By the time he looked back at Mat, Mat was on his feet, his awkwardness unseen. Rand hastily hung his own saddlebags and other bundles around him, trying to keep his cloak over the sword as he did. Maybe Paitr already knew about it; maybe Gode had told Ba'alzamon, and Ba'alzamon had told Paitr; but he did not think so. He thought Paitr had only the vaguest idea of what had happened in Four Kings. That was why he was so frightened.

The comparatively bright outline of the door helped Mat make a beeline for it, if not quickly, then not slow enough to seem unnatural, either. Rand followed closely, praying for him not to stumble. He was thankful Mat had a clear, straight path, with no tables or chairs in the way.

Behind him Paitr suddenly leaped to his feet. “Wait,” he said desperately. “You have to wait.”

“Leave us alone,” Rand said without looking back. They were almost to the door, and Mat had not put a foot wrong yet.

“Just listen to me,” Paitr said, and put his hand on Rand's shoulder to stop him.

Images spun in his head. The Trolloc, Narg, leaping at him in his own home. The Myrddraal threatening at the Stag and Lion in Baerlon. Halfmen everywhere, Fades chasing them to Shadar Logoth, coming for them in Whitebridge. Darkfriends everywhere. He whirled, his hand balling up. “I said, leave us alone!” His fist took Paitr flush on the nose.
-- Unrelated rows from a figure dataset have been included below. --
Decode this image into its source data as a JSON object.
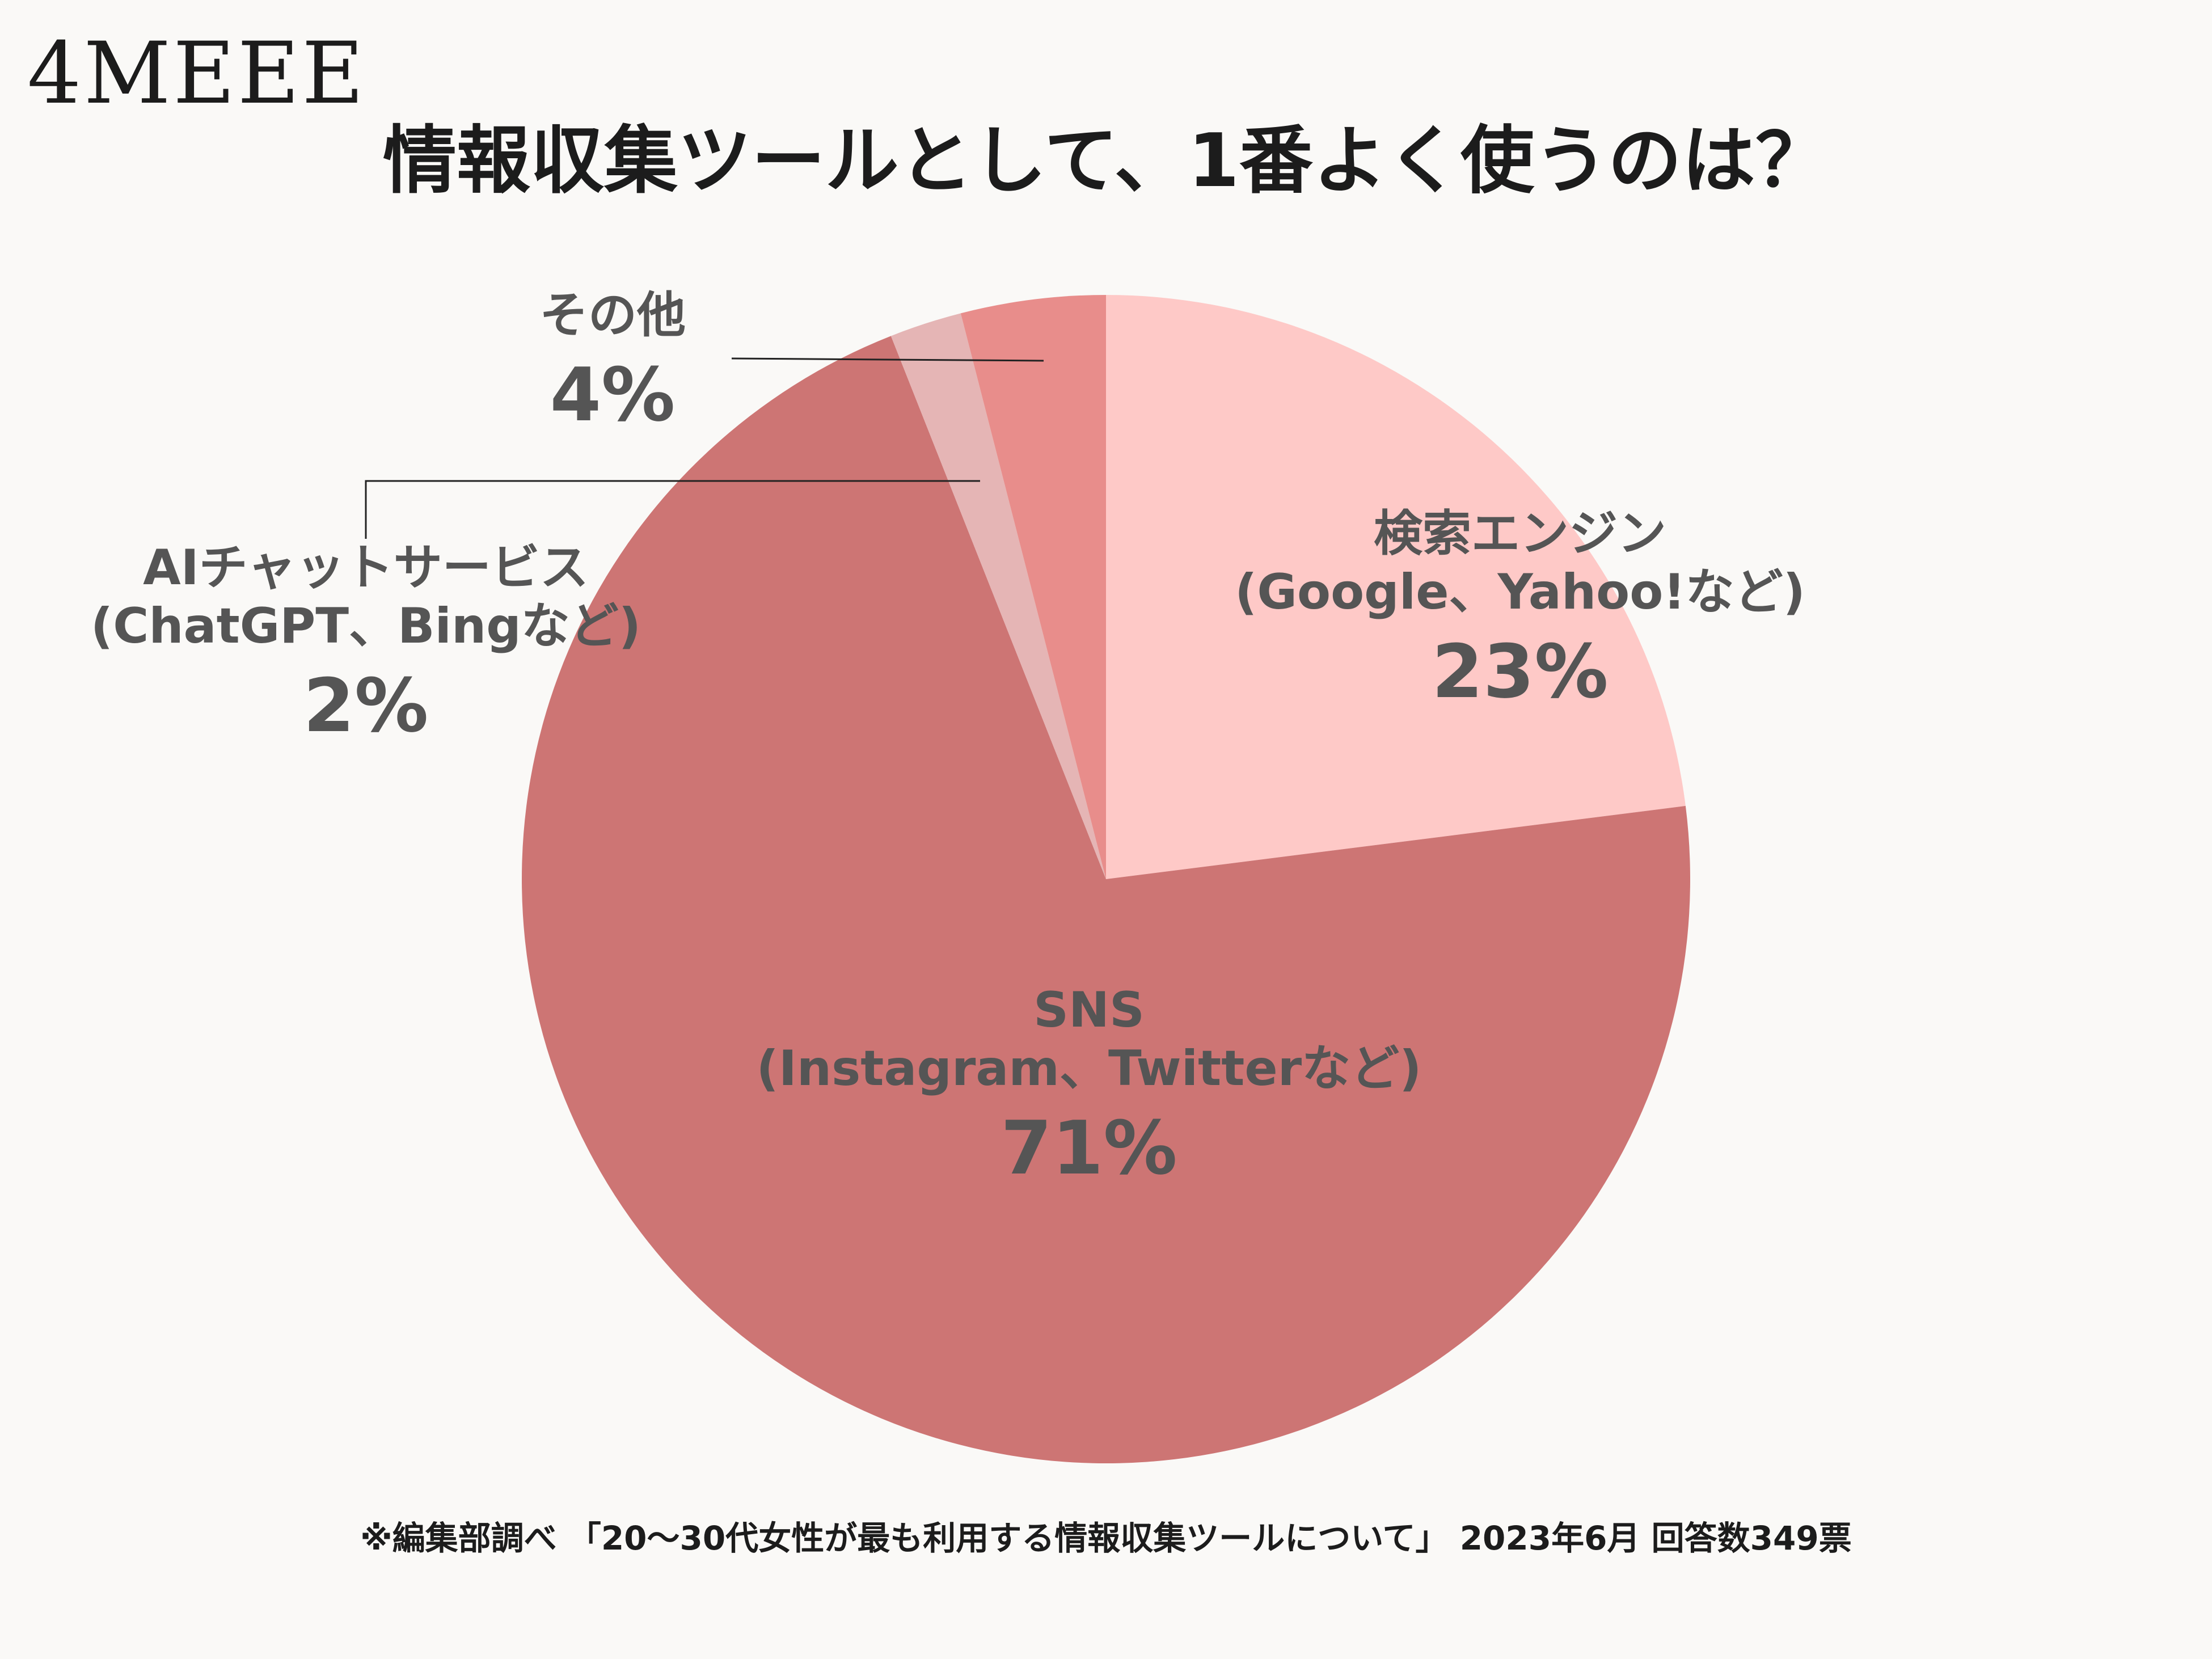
{
  "logo": "4MEEE",
  "title": "情報収集ツールとして、1番よく使うのは？",
  "footnote": "※編集部調べ 「20〜30代女性が最も利用する情報収集ツールについて」 2023年6月 回答数349票",
  "chart_data": {
    "type": "pie",
    "title": "情報収集ツールとして、1番よく使うのは？",
    "slices": [
      {
        "line1": "検索エンジン",
        "line2": "(Google、Yahoo!など)",
        "pct_label": "23%",
        "value": 23,
        "color": "#fec9c7"
      },
      {
        "line1": "SNS",
        "line2": "(Instagram、Twitterなど)",
        "pct_label": "71%",
        "value": 71,
        "color": "#cd7574"
      },
      {
        "line1": "AIチャットサービス",
        "line2": "(ChatGPT、Bingなど)",
        "pct_label": "2%",
        "value": 2,
        "color": "#e5b5b5"
      },
      {
        "line1": "その他",
        "line2": "",
        "pct_label": "4%",
        "value": 4,
        "color": "#e88d8b"
      }
    ]
  }
}
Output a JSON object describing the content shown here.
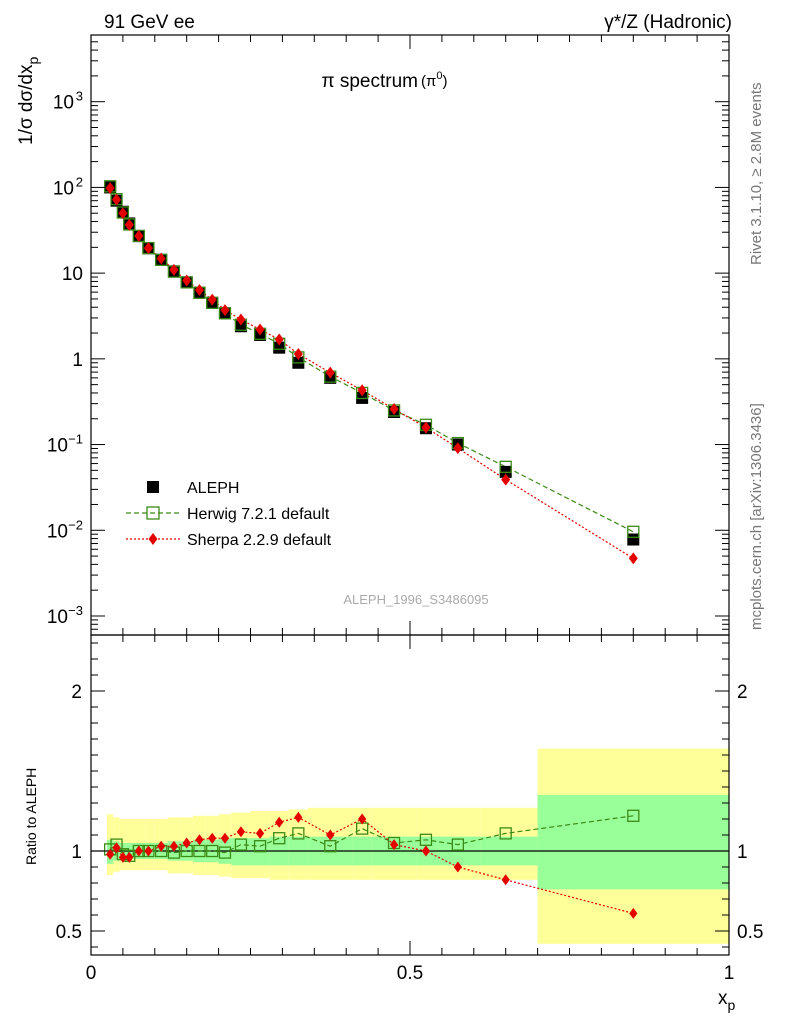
{
  "header": {
    "left": "91 GeV ee",
    "right": "γ*/Z (Hadronic)"
  },
  "side_labels": {
    "rivet": "Rivet 3.1.10, ≥ 2.8M events",
    "mcplots": "mcplots.cern.ch [arXiv:1306.3436]"
  },
  "chart_data": [
    {
      "type": "scatter",
      "panel": "main",
      "title": "π spectrum",
      "title_suffix": "(π0)",
      "ylabel": "1/σ dσ/dxp",
      "ylabel_sub": "p",
      "yscale": "log",
      "ylim": [
        0.0006,
        6000
      ],
      "xlim": [
        0,
        1
      ],
      "y_ticks": [
        {
          "value": 0.001,
          "label": "10",
          "exp": "-3"
        },
        {
          "value": 0.01,
          "label": "10",
          "exp": "-2"
        },
        {
          "value": 0.1,
          "label": "10",
          "exp": "-1"
        },
        {
          "value": 1,
          "label": "1",
          "exp": ""
        },
        {
          "value": 10,
          "label": "10",
          "exp": ""
        },
        {
          "value": 100,
          "label": "10",
          "exp": "2"
        },
        {
          "value": 1000,
          "label": "10",
          "exp": "3"
        }
      ],
      "watermark": "ALEPH_1996_S3486095",
      "legend": [
        "ALEPH",
        "Herwig 7.2.1 default",
        "Sherpa 2.2.9 default"
      ],
      "legend_position": "lower-left",
      "series": [
        {
          "name": "ALEPH",
          "color": "#000000",
          "marker": "filled-square",
          "x": [
            0.03,
            0.04,
            0.05,
            0.06,
            0.075,
            0.09,
            0.11,
            0.13,
            0.15,
            0.17,
            0.19,
            0.21,
            0.235,
            0.265,
            0.295,
            0.325,
            0.375,
            0.425,
            0.475,
            0.525,
            0.575,
            0.65,
            0.85
          ],
          "y": [
            100,
            70,
            52,
            38,
            27,
            19.5,
            14.3,
            10.5,
            7.8,
            5.9,
            4.5,
            3.4,
            2.4,
            1.9,
            1.35,
            0.9,
            0.6,
            0.35,
            0.24,
            0.155,
            0.1,
            0.048,
            0.0078
          ]
        },
        {
          "name": "Herwig 7.2.1 default",
          "color": "#3a8a16",
          "marker": "open-square",
          "line": "dashed",
          "x": [
            0.03,
            0.04,
            0.05,
            0.06,
            0.075,
            0.09,
            0.11,
            0.13,
            0.15,
            0.17,
            0.19,
            0.21,
            0.235,
            0.265,
            0.295,
            0.325,
            0.375,
            0.425,
            0.475,
            0.525,
            0.575,
            0.65,
            0.85
          ],
          "y": [
            103,
            73,
            51,
            37,
            27.2,
            19.6,
            14.3,
            10.4,
            7.8,
            5.9,
            4.5,
            3.4,
            2.5,
            1.96,
            1.5,
            1.04,
            0.62,
            0.4,
            0.25,
            0.17,
            0.104,
            0.055,
            0.0096
          ]
        },
        {
          "name": "Sherpa 2.2.9 default",
          "color": "#e50000",
          "marker": "filled-diamond",
          "line": "dotted",
          "x": [
            0.03,
            0.04,
            0.05,
            0.06,
            0.075,
            0.09,
            0.11,
            0.13,
            0.15,
            0.17,
            0.19,
            0.21,
            0.235,
            0.265,
            0.295,
            0.325,
            0.375,
            0.425,
            0.475,
            0.525,
            0.575,
            0.65,
            0.85
          ],
          "y": [
            98,
            72,
            50,
            36.5,
            27.2,
            19.6,
            14.8,
            10.9,
            8.2,
            6.35,
            4.9,
            3.7,
            2.88,
            2.2,
            1.68,
            1.14,
            0.69,
            0.43,
            0.26,
            0.158,
            0.091,
            0.039,
            0.0047
          ]
        }
      ]
    },
    {
      "type": "scatter",
      "panel": "ratio",
      "ylabel": "Ratio to ALEPH",
      "xlabel": "x",
      "xlabel_sub": "p",
      "xlim": [
        0,
        1
      ],
      "ylim": [
        0.35,
        2.35
      ],
      "x_ticks": [
        {
          "value": 0,
          "label": "0"
        },
        {
          "value": 0.5,
          "label": "0.5"
        },
        {
          "value": 1,
          "label": "1"
        }
      ],
      "y_ticks": [
        {
          "value": 0.5,
          "label": "0.5"
        },
        {
          "value": 1,
          "label": "1"
        },
        {
          "value": 2,
          "label": "2"
        }
      ],
      "bands": {
        "bin_edges": [
          0.025,
          0.035,
          0.045,
          0.055,
          0.065,
          0.085,
          0.1,
          0.12,
          0.14,
          0.16,
          0.18,
          0.2,
          0.22,
          0.25,
          0.28,
          0.31,
          0.34,
          0.41,
          0.44,
          0.51,
          0.54,
          0.61,
          0.7,
          1.0
        ],
        "stat_lo": [
          0.92,
          0.94,
          0.95,
          0.95,
          0.95,
          0.95,
          0.95,
          0.94,
          0.94,
          0.93,
          0.93,
          0.92,
          0.91,
          0.91,
          0.91,
          0.91,
          0.91,
          0.91,
          0.91,
          0.91,
          0.91,
          0.91,
          0.76
        ],
        "stat_hi": [
          1.07,
          1.06,
          1.05,
          1.05,
          1.05,
          1.05,
          1.05,
          1.06,
          1.06,
          1.07,
          1.07,
          1.08,
          1.08,
          1.08,
          1.09,
          1.09,
          1.09,
          1.09,
          1.09,
          1.09,
          1.09,
          1.09,
          1.35
        ],
        "total_lo": [
          0.85,
          0.87,
          0.88,
          0.88,
          0.88,
          0.88,
          0.88,
          0.86,
          0.86,
          0.85,
          0.85,
          0.84,
          0.83,
          0.83,
          0.82,
          0.82,
          0.82,
          0.82,
          0.82,
          0.82,
          0.82,
          0.82,
          0.42
        ],
        "total_hi": [
          1.23,
          1.21,
          1.2,
          1.2,
          1.2,
          1.2,
          1.2,
          1.21,
          1.21,
          1.22,
          1.22,
          1.23,
          1.24,
          1.25,
          1.25,
          1.26,
          1.27,
          1.27,
          1.27,
          1.27,
          1.27,
          1.27,
          1.64
        ],
        "stat_color": "#99ff99",
        "total_color": "#ffff99"
      },
      "series": [
        {
          "name": "Herwig 7.2.1 default",
          "color": "#3a8a16",
          "marker": "open-square",
          "line": "dashed",
          "x": [
            0.03,
            0.04,
            0.05,
            0.06,
            0.075,
            0.09,
            0.11,
            0.13,
            0.15,
            0.17,
            0.19,
            0.21,
            0.235,
            0.265,
            0.295,
            0.325,
            0.375,
            0.425,
            0.475,
            0.525,
            0.575,
            0.65,
            0.85
          ],
          "y": [
            1.01,
            1.04,
            0.98,
            0.97,
            1.0,
            1.0,
            1.0,
            0.99,
            1.0,
            1.0,
            1.0,
            0.99,
            1.04,
            1.03,
            1.08,
            1.11,
            1.03,
            1.14,
            1.05,
            1.07,
            1.04,
            1.11,
            1.22
          ]
        },
        {
          "name": "Sherpa 2.2.9 default",
          "color": "#e50000",
          "marker": "filled-diamond",
          "line": "dotted",
          "x": [
            0.03,
            0.04,
            0.05,
            0.06,
            0.075,
            0.09,
            0.11,
            0.13,
            0.15,
            0.17,
            0.19,
            0.21,
            0.235,
            0.265,
            0.295,
            0.325,
            0.375,
            0.425,
            0.475,
            0.525,
            0.575,
            0.65,
            0.85
          ],
          "y": [
            0.98,
            1.02,
            0.96,
            0.96,
            1.0,
            1.0,
            1.03,
            1.03,
            1.05,
            1.07,
            1.08,
            1.08,
            1.12,
            1.11,
            1.18,
            1.21,
            1.1,
            1.2,
            1.04,
            1.0,
            0.9,
            0.82,
            0.61
          ]
        }
      ]
    }
  ]
}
The Darkfriend fell on his bottom and sat there on the floor staring at Rand. Blood trickled from his nose. “You won't get away,” he spat angrily. “No matter how strong you are, the Great Lord of the Dark is stronger. The Shadow will swallow you!”

There was a gasp from further into the common room, and the clatter of a broom handle hitting the floor. The old man with the broom had finally heard. He stood staring wideeyed at Paitr. The blood drained from his wrinkled face and his mouth worked, but no sound came out. Paitr stared back for an instant, then gave a wild curse and sprang to his feet, darting out of the inn and down the street as if starving wolves were at his heels. The old man shifted his attention to Rand and Mat, looking not a whit less frightened.